Yeah; I see that. My concern is that – even if allowing for delta CRLs (which is a network bandwidth thing…?) – it’s a linear search through the list. That’s obviously a compatibility concern, since there’s a baked-in assumption that the cache callback will return that list, which makes it hard to replace with a set.

Sure, assuming I know what CRLs need adding to the cache. I’m assuming that needs doing a priori, at which point I might as well include the hashed CRLs in my release and use the ssl_crl_hash_dir variant – which is something we’re considering, since in our use case, we do know which servers we’re going to be talking to.

I guess, depending on whether hackney exposes it, I could insert arbitrary CRLs after the connection is established. That leads straight back to managing the cache size/expiry, though, and that’s probably harder to achieve from the outside…

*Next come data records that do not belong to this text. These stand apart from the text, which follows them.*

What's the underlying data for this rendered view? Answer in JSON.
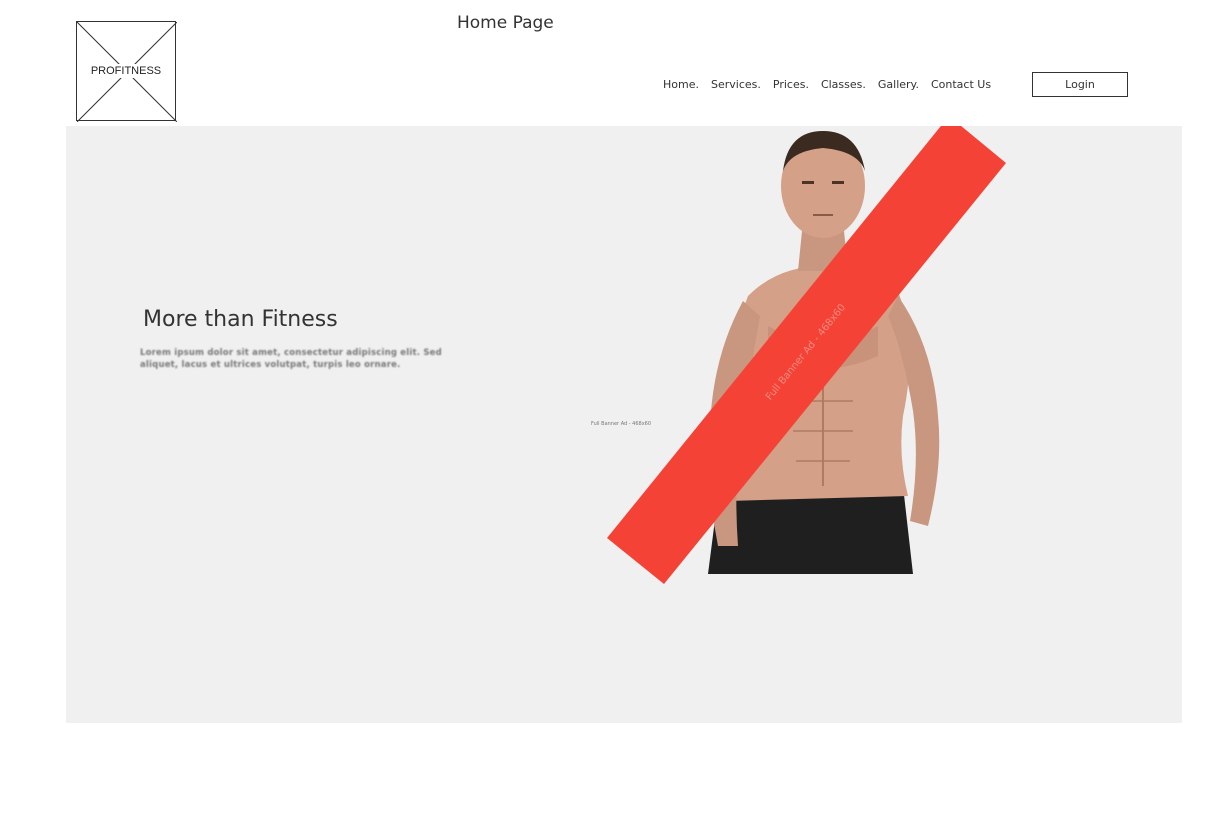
{
  "logo": {
    "text": "PROFITNESS"
  },
  "header": {
    "page_title": "Home Page"
  },
  "nav": {
    "items": [
      {
        "label": "Home."
      },
      {
        "label": "Services."
      },
      {
        "label": "Prices."
      },
      {
        "label": "Classes."
      },
      {
        "label": "Gallery."
      },
      {
        "label": "Contact Us"
      }
    ],
    "login_label": "Login"
  },
  "hero": {
    "heading": "More than Fitness",
    "description": "Lorem ipsum dolor sit amet, consectetur adipiscing elit. Sed aliquet, lacus et ultrices volutpat, turpis leo ornare.",
    "ad_label_small": "Full Banner Ad - 468x60",
    "ad_label_diagonal": "Full Banner Ad - 468x60"
  },
  "colors": {
    "hero_background": "#f0f0f0",
    "ad_banner": "#f44336"
  }
}
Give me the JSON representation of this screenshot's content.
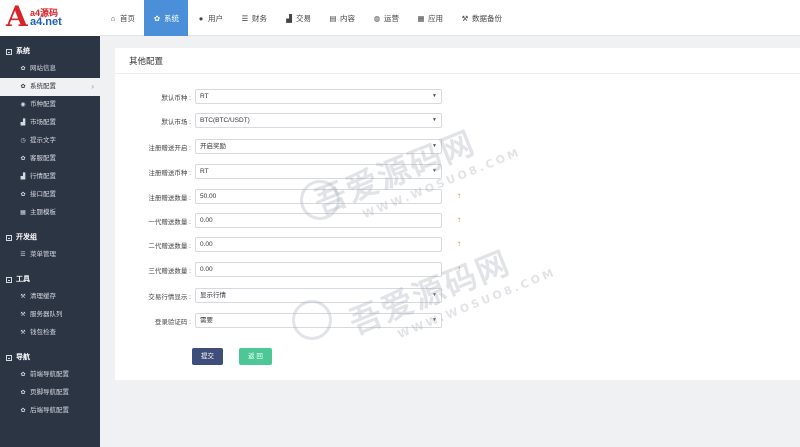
{
  "logo": {
    "letter": "A",
    "line1": "a4源码",
    "line2": "a4.net"
  },
  "sidebar": {
    "groups": [
      {
        "title": "系统",
        "items": [
          {
            "label": "网站信息",
            "icon": "gear-icon"
          },
          {
            "label": "系统配置",
            "icon": "gear-icon",
            "active": true
          },
          {
            "label": "币种配置",
            "icon": "coin-icon"
          },
          {
            "label": "市场配置",
            "icon": "bar-chart-icon"
          },
          {
            "label": "提示文字",
            "icon": "clock-icon"
          },
          {
            "label": "客服配置",
            "icon": "gear-icon"
          },
          {
            "label": "行情配置",
            "icon": "bar-chart-icon"
          },
          {
            "label": "接口配置",
            "icon": "gear-icon"
          },
          {
            "label": "主题模板",
            "icon": "grid-icon"
          }
        ]
      },
      {
        "title": "开发组",
        "items": [
          {
            "label": "菜单管理",
            "icon": "list-icon"
          }
        ]
      },
      {
        "title": "工具",
        "items": [
          {
            "label": "清理缓存",
            "icon": "wrench-icon"
          },
          {
            "label": "服务器队列",
            "icon": "wrench-icon"
          },
          {
            "label": "钱包检查",
            "icon": "wrench-icon"
          }
        ]
      },
      {
        "title": "导航",
        "items": [
          {
            "label": "前端导航配置",
            "icon": "gear-icon"
          },
          {
            "label": "页脚导航配置",
            "icon": "gear-icon"
          },
          {
            "label": "后端导航配置",
            "icon": "gear-icon"
          }
        ]
      }
    ]
  },
  "topbar": {
    "tabs": [
      {
        "label": "首页",
        "icon": "home-icon"
      },
      {
        "label": "系统",
        "icon": "gear-icon",
        "active": true
      },
      {
        "label": "用户",
        "icon": "user-icon"
      },
      {
        "label": "财务",
        "icon": "list-icon"
      },
      {
        "label": "交易",
        "icon": "bar-chart-icon"
      },
      {
        "label": "内容",
        "icon": "document-icon"
      },
      {
        "label": "运营",
        "icon": "globe-icon"
      },
      {
        "label": "应用",
        "icon": "grid-icon"
      },
      {
        "label": "数据备份",
        "icon": "wrench-icon"
      }
    ]
  },
  "panel": {
    "title": "其他配置",
    "fields": [
      {
        "label": "默认币种 :",
        "value": "RT",
        "type": "select"
      },
      {
        "label": "默认市场 :",
        "value": "BTC(BTC/USDT)",
        "type": "select"
      },
      {
        "label": "注册赠送开启 :",
        "value": "开启奖励",
        "type": "select"
      },
      {
        "label": "注册赠送币种 :",
        "value": "RT",
        "type": "select"
      },
      {
        "label": "注册赠送数量 :",
        "value": "50.00",
        "type": "input",
        "hint": "↑"
      },
      {
        "label": "一代赠送数量 :",
        "value": "0.00",
        "type": "input",
        "hint": "↑"
      },
      {
        "label": "二代赠送数量 :",
        "value": "0.00",
        "type": "input",
        "hint": "↑"
      },
      {
        "label": "三代赠送数量 :",
        "value": "0.00",
        "type": "input",
        "hint": "↑"
      },
      {
        "label": "交易行情显示 :",
        "value": "显示行情",
        "type": "select"
      },
      {
        "label": "登录验证码 :",
        "value": "需要",
        "type": "select"
      }
    ],
    "submit_label": "提交",
    "back_label": "返 回"
  },
  "watermark": {
    "text": "吾爱源码网",
    "url": "WWW.WOSUO8.COM"
  },
  "colors": {
    "sidebar_bg": "#2c3544",
    "accent": "#4a8fd8",
    "submit": "#3e4d7a",
    "back": "#4cc896",
    "hint": "#c47a1c"
  }
}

ingela · June 18, 2024, 2:00pm

Well it really depends on how you build that. You can have some service that maybe updates the case at some interval that you feel is acceptable but that does not perform a down load for each TLS connection. You might even collect information from the TLS handshakes to help
know what CRL’s you are interested in.

I am not saying we should not solve this problem for the internal cache, just that it was not prioritized. And if you have a good suggestion PR are always welcome.

rlipscombe · June 18, 2024, 2:44pm

But it’s scary in there…

ingela · June 19, 2024, 6:19am

I put it on our todo list hopefully it can happen during upcoming release timespan.